Lors de sa récente visite en Arménie, Emmanuel Macron a souligné les liens profonds entre la France et la communauté arménienne. Après la Russie et les États-Unis, notre pays abrite la troisième plus grande diaspora arménienne. Ce lien remonte à des événements tragiques, notamment le génocide des Arméniens par l'Empire ottoman, qui a poussé de nombreuses familles à rechercher un refuge en France dans les années 1920.
Chronologie d'une migration historique
Selon les estimations, environ 400 000 personnes d'origine arménienne résident aujourd'hui en France, un chiffre qui a considérablement augmenté depuis les débuts du XXe siècle, lorsqu'on comptait à peine 1 000 Arméniens. L'historien Boris Adjemian, directeur de la bibliothèque Nubar, évoque les années 1980 où les chiffres variaient entre 300 000 et jusqu’à 700 000 en raison de l'absence de critères objectifs pour ces estimations.
Cette diaspora a commencé à se former après le génocide de 1915, lorsque de nombreux Arméniens désespérés se sont tournés vers la France. "Un fort sentiment francophile existait parmi les Arméniens de l'époque. La présence d'écoles françaises a facilité cette transition," explique Adjemian. La France, ayant administré la Cilicie pour des raisons politiques, est rapidement devenue un havre pour ceux qui fuyaient des massacres imminents.
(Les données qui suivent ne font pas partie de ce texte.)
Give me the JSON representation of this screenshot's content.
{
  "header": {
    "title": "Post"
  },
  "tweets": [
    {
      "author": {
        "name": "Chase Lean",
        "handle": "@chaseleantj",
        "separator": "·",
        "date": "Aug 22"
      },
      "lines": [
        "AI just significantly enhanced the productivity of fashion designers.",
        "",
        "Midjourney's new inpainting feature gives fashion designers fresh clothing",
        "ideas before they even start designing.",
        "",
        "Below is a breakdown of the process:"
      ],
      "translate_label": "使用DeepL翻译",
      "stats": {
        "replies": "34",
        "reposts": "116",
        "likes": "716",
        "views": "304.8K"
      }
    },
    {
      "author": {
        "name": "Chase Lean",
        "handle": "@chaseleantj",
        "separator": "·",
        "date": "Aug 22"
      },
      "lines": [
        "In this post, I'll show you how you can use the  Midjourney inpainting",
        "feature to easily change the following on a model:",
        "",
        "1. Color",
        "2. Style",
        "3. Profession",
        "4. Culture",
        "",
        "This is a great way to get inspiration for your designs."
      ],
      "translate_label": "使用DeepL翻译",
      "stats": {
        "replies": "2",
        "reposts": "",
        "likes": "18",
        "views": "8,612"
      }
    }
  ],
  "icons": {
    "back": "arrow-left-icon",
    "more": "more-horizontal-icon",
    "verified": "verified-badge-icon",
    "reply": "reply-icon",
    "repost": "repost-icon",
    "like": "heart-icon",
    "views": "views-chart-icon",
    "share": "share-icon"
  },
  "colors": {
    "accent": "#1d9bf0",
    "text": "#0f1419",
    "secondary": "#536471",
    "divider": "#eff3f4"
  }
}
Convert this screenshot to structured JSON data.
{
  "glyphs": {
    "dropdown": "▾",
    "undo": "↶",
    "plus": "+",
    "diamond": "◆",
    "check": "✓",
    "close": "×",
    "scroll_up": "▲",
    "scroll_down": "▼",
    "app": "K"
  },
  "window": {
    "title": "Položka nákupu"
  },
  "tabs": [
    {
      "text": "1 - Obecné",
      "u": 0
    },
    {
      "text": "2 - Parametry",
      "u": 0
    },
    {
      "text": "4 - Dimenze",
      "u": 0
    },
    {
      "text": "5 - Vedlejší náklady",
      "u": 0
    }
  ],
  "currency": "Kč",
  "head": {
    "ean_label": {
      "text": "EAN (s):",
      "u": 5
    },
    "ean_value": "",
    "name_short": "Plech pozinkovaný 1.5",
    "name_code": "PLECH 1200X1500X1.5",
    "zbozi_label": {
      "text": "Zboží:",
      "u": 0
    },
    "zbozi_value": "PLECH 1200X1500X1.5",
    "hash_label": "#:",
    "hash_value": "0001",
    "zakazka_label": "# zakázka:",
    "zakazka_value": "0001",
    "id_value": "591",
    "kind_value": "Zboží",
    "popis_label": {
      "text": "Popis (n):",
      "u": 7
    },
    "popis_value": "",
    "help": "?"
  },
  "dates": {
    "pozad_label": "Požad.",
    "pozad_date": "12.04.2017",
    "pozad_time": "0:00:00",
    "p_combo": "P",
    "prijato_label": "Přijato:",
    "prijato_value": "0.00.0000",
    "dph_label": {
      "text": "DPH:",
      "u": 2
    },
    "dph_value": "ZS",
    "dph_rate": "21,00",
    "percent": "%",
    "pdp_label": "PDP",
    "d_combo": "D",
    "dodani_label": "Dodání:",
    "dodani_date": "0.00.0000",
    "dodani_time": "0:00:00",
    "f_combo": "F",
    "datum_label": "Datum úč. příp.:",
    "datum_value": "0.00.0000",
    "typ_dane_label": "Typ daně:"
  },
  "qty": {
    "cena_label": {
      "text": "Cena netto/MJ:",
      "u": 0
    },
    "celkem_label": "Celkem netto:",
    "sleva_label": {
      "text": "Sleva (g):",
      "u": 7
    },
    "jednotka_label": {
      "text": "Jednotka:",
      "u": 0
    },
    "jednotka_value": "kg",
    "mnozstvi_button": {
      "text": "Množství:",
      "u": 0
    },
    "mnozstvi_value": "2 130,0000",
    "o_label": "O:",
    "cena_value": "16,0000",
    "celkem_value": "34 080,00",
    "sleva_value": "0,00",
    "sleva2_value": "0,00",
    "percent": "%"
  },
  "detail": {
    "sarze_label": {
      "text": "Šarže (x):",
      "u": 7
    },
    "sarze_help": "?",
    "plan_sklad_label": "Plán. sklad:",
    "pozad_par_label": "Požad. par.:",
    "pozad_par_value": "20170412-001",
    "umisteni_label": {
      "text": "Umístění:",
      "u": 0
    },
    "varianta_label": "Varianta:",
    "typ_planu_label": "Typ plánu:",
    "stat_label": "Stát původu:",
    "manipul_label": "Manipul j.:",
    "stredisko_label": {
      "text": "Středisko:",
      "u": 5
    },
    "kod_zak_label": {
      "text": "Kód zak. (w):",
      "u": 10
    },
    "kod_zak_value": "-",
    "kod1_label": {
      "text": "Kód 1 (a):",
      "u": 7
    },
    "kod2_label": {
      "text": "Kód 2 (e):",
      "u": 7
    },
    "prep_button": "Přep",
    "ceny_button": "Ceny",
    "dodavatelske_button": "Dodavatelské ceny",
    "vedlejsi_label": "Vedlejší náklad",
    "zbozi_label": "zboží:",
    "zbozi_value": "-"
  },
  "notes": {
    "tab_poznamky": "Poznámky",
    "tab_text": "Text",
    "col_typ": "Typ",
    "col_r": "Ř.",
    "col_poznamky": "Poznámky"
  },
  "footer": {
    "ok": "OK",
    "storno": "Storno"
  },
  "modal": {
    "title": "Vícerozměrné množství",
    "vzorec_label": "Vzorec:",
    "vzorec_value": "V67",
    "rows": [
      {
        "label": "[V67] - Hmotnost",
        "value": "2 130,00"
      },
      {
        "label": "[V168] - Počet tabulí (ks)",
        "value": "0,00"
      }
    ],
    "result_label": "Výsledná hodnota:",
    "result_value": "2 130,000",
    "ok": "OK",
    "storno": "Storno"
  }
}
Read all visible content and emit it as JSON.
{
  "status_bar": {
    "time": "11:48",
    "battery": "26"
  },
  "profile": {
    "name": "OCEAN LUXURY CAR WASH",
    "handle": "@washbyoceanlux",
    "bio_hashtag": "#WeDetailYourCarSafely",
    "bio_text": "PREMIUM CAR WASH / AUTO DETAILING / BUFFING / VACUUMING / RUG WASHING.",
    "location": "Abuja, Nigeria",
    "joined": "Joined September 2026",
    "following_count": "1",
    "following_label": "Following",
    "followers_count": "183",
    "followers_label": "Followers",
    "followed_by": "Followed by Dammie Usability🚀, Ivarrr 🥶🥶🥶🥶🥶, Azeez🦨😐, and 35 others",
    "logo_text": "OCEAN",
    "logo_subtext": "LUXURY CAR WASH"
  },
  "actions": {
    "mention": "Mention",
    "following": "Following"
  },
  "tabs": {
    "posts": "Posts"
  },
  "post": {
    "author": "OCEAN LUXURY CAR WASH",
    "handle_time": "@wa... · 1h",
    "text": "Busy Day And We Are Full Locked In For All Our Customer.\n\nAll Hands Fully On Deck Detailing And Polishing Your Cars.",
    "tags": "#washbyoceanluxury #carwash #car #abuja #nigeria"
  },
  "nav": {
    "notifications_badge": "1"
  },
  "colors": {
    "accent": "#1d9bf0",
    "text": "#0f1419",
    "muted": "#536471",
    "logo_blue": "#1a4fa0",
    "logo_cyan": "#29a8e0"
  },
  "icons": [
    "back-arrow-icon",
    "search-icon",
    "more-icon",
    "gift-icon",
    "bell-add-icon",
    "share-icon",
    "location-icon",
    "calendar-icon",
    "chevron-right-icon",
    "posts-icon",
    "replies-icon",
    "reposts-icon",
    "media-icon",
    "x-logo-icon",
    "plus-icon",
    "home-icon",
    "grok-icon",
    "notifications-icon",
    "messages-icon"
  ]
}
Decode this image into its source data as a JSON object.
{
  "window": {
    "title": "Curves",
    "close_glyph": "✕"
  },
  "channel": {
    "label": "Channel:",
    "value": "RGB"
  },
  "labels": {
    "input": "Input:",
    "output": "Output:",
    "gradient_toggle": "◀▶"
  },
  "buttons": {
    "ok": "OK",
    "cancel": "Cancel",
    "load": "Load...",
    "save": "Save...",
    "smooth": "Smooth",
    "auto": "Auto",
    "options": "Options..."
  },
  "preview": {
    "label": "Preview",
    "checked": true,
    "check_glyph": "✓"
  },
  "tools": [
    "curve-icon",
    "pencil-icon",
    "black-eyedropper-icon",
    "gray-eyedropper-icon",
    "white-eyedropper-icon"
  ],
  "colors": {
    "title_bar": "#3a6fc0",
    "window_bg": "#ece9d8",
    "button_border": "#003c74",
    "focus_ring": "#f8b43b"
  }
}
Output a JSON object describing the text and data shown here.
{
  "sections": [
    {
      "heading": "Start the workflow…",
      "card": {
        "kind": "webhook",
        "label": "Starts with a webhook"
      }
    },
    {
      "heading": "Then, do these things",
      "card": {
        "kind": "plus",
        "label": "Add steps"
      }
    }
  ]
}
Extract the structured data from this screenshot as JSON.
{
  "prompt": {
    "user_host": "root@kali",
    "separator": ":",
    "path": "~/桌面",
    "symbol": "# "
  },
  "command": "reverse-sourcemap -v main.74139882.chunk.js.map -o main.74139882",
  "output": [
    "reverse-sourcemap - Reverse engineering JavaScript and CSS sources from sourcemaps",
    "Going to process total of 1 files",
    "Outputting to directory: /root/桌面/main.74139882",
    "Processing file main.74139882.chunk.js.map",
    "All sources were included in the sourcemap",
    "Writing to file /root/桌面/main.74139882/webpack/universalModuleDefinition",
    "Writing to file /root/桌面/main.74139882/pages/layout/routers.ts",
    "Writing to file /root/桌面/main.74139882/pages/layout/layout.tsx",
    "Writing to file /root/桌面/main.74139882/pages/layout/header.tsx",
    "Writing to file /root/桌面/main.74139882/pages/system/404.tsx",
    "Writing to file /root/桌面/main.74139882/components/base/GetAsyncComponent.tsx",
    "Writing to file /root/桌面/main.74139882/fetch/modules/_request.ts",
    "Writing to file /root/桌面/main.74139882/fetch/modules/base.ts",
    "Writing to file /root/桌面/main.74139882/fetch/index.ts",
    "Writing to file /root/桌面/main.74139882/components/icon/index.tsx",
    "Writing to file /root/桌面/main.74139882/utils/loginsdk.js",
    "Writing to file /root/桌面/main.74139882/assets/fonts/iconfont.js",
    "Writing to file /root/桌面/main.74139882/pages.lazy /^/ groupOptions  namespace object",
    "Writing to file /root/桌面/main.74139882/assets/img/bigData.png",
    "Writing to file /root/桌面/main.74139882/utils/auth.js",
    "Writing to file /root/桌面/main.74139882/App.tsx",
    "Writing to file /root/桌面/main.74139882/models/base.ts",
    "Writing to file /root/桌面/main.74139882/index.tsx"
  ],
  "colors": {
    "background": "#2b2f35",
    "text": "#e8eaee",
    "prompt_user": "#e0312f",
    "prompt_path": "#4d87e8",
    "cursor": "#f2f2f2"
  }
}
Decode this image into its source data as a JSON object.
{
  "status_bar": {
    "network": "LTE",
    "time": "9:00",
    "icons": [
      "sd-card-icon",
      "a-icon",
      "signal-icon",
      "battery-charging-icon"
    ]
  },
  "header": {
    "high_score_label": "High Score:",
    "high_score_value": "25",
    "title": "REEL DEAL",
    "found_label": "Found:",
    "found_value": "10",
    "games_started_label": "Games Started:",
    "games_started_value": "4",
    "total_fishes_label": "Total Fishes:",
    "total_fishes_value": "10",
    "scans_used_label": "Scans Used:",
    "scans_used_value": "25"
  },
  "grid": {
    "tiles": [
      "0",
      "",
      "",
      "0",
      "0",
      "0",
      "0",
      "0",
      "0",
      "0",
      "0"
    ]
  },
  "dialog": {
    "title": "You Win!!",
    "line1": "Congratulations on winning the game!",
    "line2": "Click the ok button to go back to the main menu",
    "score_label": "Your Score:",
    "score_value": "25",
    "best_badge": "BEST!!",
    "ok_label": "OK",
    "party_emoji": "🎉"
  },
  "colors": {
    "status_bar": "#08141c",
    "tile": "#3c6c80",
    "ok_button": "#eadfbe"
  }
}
Les destinations privilégiées : Marseille et Lyon
Bien que la communauté arménienne soit dispersée à travers la France, des villes comme Marseille sont devenues des pôles. Marseille et la région lyonnaise accueillent une forte concentration d'Arméniens, souvent attirés par des opportunités d'emploi dans des secteurs en besoin de main-d'œuvre. Adjemian souligne que dans certaines communes, comme Décines, un tiers de la population était d'origine arménienne dans les années 1930.
Une diaspora bien organisée
La communauté arménienne en France est marquée par une structuration forte. De nombreuses associations culturelles, sportives et religieuses existent, renforçant le sentiment d'appartenance au sein de la diaspora. La mémoire du génocide, centrale dans l'identité arménienne, continue de forger des liens solides entre les membres de cette communauté.
Comme le mentionne l’historien, "La reconnaissance du génocide reste un enjeu clé. Les Arméniens ne peuvent ignorer cet aspect de leur histoire, malgré l'évolution de leur culture au fil des générations." Ce souvenir collectif d'épreuves passées demeure ainsi ancré dans la conscience des familles arméniennes en France.
Conclusions
La visite de Macron en Arménie est bien plus qu’un simple événement diplomatique; elle est le reflet d’une histoire d’amitié historique et d’une solidarité continue envers un peuple ayant traversé des épreuves profondes. En cultivant ces liens, la France honore non seulement sa riche histoire, mais aussi la contribution de la diaspora arménienne à la culture et à la société françaises.